Big Business Brokers and Investment Fees
Wesley Watkis | 11/10/2011, 10:10 a.m.
Beginning in April of 2010, some of the largest brokerage firms in the United States are imposing penalties on accounts that don't fall within a substantially high investment range. As part of a larger plan to focus only on those top-tier clients who bring in an impressive income, these brokerage firms are bypassing the potential revenue from first-time investors and the average American family.
One of the biggest announcements is the addition of quarterly fees averaging at $35 for any account under $25,000. While the fee may seem fairly small ($140/year), it represents a rather large percentage when you're considering investments in the $1,000 to $10,000 range, which are already subject to commission fees and decreased payouts.

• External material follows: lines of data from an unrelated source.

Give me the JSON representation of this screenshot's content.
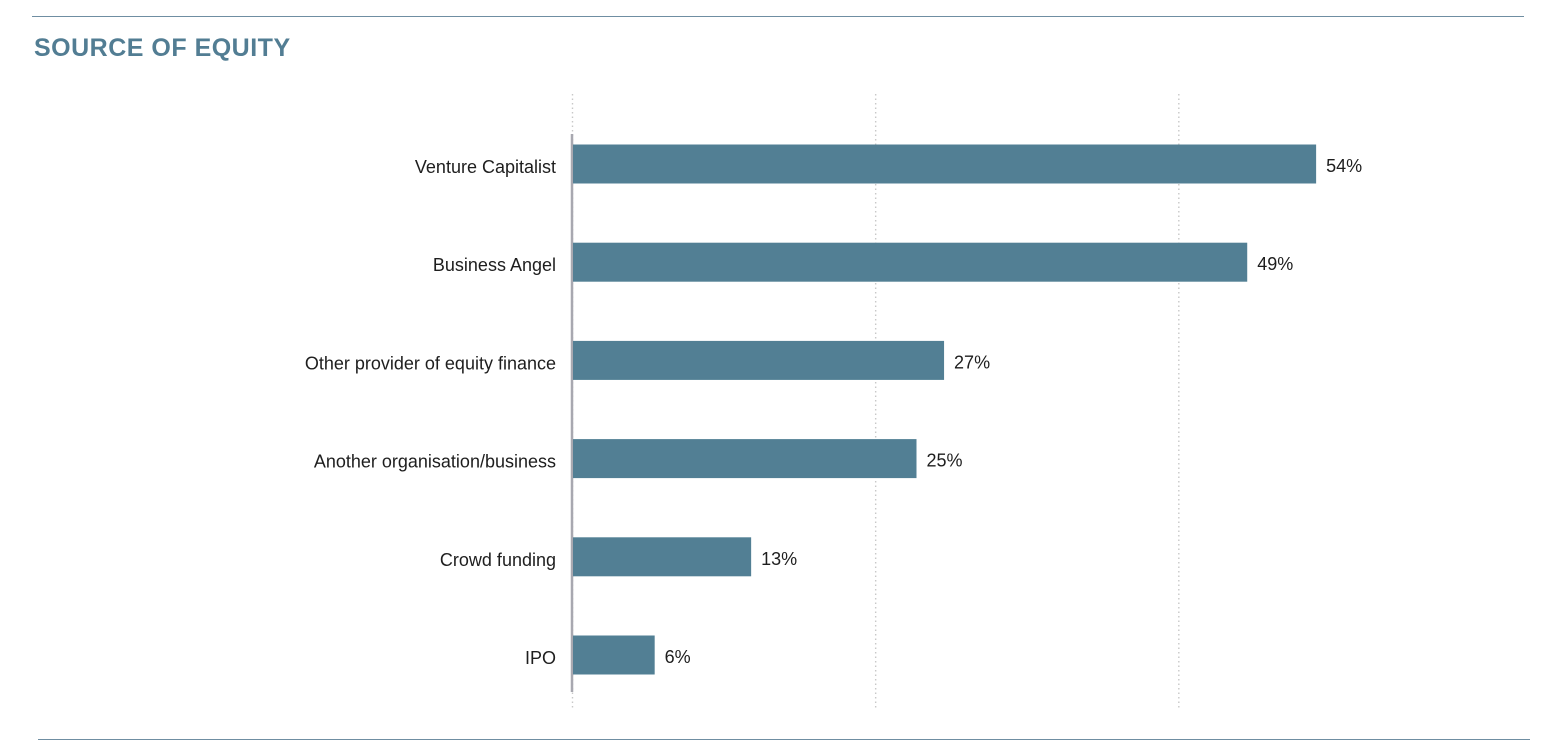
{
  "colors": {
    "accent": "#527d93",
    "bar": "#527f94",
    "rule": "#6f8ea2",
    "grid": "#c8c8c8",
    "axis": "#a8a8b0",
    "text": "#1e1e1e"
  },
  "chart_data": {
    "type": "bar",
    "orientation": "horizontal",
    "title": "SOURCE OF EQUITY",
    "categories": [
      "Venture Capitalist",
      "Business Angel",
      "Other provider of equity finance",
      "Another organisation/business",
      "Crowd funding",
      "IPO"
    ],
    "values": [
      54,
      49,
      27,
      25,
      13,
      6
    ],
    "value_labels": [
      "54%",
      "49%",
      "27%",
      "25%",
      "13%",
      "6%"
    ],
    "unit": "%",
    "xlim": [
      0,
      66
    ],
    "gridlines": [
      0,
      22,
      44
    ],
    "grid": true,
    "grid_style": "dotted",
    "legend": "none"
  }
}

Additional changes at top brokerage firms include:
* Limited or no payouts on accounts under the $50,000 to $100,000 range
* Annual fees on accounts under the $1 million range
* No more discounts for friend and family member accounts
Some companies have also moved accounts under the $250,000 range to a "call center" model, wherein clients are served by whoever happens to answer the phone, rather than invited to build a relationship with a single broker.
Why All the Investment Changes?
The reasons larger brokerage firms are making these changes are primarily to free up their brokers to concentrate on larger investment portfolios. Although these companies certainly make money on the smaller accounts, the time needed to handle them doesn't provide the best outcome for the company's bottom line.
Of course, this doesn't mean that only millionaires can open brokerage accounts and set up investment plans. In fact, some smaller financial firms are more than happy to take on the clients the other brokers don't want. This is especially true among community-oriented brokers who specialize in small opening accounts and first-time investors. Internet brokerage firms are also taking advantage of non-millionaire investors, offering low- to no-cost initial set up fees and restrictions.
How to Get Started Investing
If you're looking to start investing with any dollar amount between $500 and $25,000, it's a good idea to look at small brokerage firms first. Many of these firms have information packets for first-time investors, and they may provide a breakdown of how much your investment costs will be and how they relate to your initial investment. These types of firms may also cultivate a more personal approach to the process, so that even if your investment is low, you'll still get access to "your" broker when you have questions, concerns, or changes to make.
Although the big name brokerage firms are the ones most people turn to in the beginning, it's important to realize that there are other options out there. Whether you take a do-it-yourself approach with an online brokerage firm, or you find a smaller, community firm that works with other people with your financial background, the most important thing to remember is that you don't have to have tens of thousands of dollars in order to start building a portfolio of your own.